NMIS has been optimised to provide the critical information people need about the network. This means that it wants to keep all the information about your network up to date. As networks have gotten larger and larger in the last few years and more and more network processing is done in software, we have noticed a trend to devices with VERY high interface counts. Lately Opmantek has been seeing interface counts on single devices of over 100000 (one hundred thousand).
A key principle of NMIS has always been to filter out the noise and only provide information which is going to be important, e.g. primary links of networks, not every link to every user, and our customers agree that this is the primary focus of what they want to do. From these devices they want to manage with over 100K interfaces they are often only interested in performance data from 1000 or less interfaces. This article is going to cover some of the considerations and features in NMIS which will help you handle nodes with high interface counts.
NMIS Principles for Interface Collection
NMIS is working to provide a balance of enough information to manage your network without requiring too much information that you need 1 terabyte per day to store the data or 32 cores and 32 GB to poll all the interfaces. NMIS keeps 7 days of granular data and this can be configured to be as much as you like, discussed in Amount of Performance Data Storage NMIS8 Stores, this has been found to be a good balance of important operational information and disk usage. To do this the NMIS models have various settings and there are global configuration options which override the per model settings.
For example, by default, on most devices, NMIS will not collect data from an interface unless it has a description, e.g. if a Cisco Switch has 500 interfaces, NMIS would only collect the interfaces which have descriptions. By default, NMIS will not collect certain interface types, this is because we have found that many interface types do not contain all the data in the MIB, so why collect them.
Problems with SNMP Agents
NMIS talks to 1000's of different vendor products, and some of those devices have less than well performing SNMP agents. When you have a slow SNMP agent, along with a high interface count, the result can be very slow polling. For example we have found some SNMP agents which have 1000's of interfaces and an NMIS update takes less than 30 seconds, while other devices have taken over 60 minutes to run an update.

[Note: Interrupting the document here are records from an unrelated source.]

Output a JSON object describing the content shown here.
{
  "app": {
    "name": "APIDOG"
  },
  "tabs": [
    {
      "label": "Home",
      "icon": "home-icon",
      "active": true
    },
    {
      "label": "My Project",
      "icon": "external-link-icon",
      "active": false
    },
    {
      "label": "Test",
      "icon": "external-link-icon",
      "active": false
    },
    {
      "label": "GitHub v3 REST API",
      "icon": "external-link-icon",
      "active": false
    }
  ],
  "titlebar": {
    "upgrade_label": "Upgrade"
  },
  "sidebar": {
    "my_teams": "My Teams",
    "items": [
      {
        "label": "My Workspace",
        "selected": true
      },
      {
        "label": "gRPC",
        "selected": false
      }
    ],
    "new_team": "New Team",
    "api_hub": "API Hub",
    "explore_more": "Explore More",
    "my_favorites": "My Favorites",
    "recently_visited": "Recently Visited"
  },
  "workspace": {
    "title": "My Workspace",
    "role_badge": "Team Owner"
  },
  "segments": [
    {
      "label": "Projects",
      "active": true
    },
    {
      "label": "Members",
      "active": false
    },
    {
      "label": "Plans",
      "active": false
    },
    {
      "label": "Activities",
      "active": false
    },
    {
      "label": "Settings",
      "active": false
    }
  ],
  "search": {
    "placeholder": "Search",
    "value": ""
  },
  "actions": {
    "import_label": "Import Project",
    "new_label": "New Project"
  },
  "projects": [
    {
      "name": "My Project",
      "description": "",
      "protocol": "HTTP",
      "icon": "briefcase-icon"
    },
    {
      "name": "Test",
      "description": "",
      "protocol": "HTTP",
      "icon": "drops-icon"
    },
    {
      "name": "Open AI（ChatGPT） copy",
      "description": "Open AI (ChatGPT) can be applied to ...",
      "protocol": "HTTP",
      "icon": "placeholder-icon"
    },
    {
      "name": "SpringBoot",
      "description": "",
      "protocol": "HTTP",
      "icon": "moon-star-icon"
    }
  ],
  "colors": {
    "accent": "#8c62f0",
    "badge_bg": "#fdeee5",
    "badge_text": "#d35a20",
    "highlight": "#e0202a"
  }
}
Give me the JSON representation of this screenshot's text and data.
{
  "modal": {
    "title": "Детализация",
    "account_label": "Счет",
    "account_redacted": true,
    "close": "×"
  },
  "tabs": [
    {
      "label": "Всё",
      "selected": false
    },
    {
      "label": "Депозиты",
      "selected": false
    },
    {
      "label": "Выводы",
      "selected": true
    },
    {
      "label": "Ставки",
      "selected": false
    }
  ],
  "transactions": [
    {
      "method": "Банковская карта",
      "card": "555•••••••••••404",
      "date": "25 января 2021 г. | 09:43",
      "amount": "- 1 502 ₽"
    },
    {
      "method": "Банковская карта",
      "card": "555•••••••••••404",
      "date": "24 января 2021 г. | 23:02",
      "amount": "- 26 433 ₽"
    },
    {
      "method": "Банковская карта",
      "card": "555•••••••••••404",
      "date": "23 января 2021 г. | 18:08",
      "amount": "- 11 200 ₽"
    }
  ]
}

NMIS Configuration Options
interface_max_number
NMIS can handle devices with very high device counts, but we have noticed that people don't really know that they have these devices or how many interfaces they have. Because managing 1000's of interfaces could fill the disk or prevent effective polling, the interface_max_number configuration option was added in NMIS 8.5.8G, the default setting is 5000.
This means that if NMIS finds a device with an interface count over the configured setting, it will NOT collect interface data from that node at all. This means that the NMIS administrator has to consciously enable handling of devices which high interface counts and they can monitor how well the device and NMIS are handling collecting the data.
update_use_ifTableLastChange
This configuration option was added in NMIS 8.5.10. The SNMP variable ifTableLastChange holds the value of sysUpTime when the interface table last changed, that is when an interface was added or deleted. The default value for this is false. When set to true the NMIS update process will check this value for each node and only run a complete update of the interface table when this value has changed. For a node with high interface counts, this can result in not needing to run an update very often at all. Which tends to work well as these devices do not often have new interface being added.
Model custom - interface - ifAdminStatus
Every poll cycle NMIS is checking the ifAdminStatus and ifOperStatus to see if interfaces have changed state or not. This is not a problem with regular nodes, but when slow SNMP agents combine with high interface counts, this can take extra time. In the model for the node you can disable this processing by adding a top level modelling section as below. NMIS will still check the interface status of interfaces being collected but will not look for interfaces which have changed state.
'custom' => { 'interface' => { 'ifAdminStatus' => 'false', } },
Polling Locks
This feature was added in NMIS 8.5.10. Polling locks work that when an update or collect poll runs on a node, a lock is created, preventing another NMIS process from starting an update or collect. This is done because an update on a node with high interface counts can go for quite a while, we don't want another update running on the node at the same time. We also don't want NMIS running a collect on a node which will start an update if an update has never been run, and the server might get caught with too many blocked processes.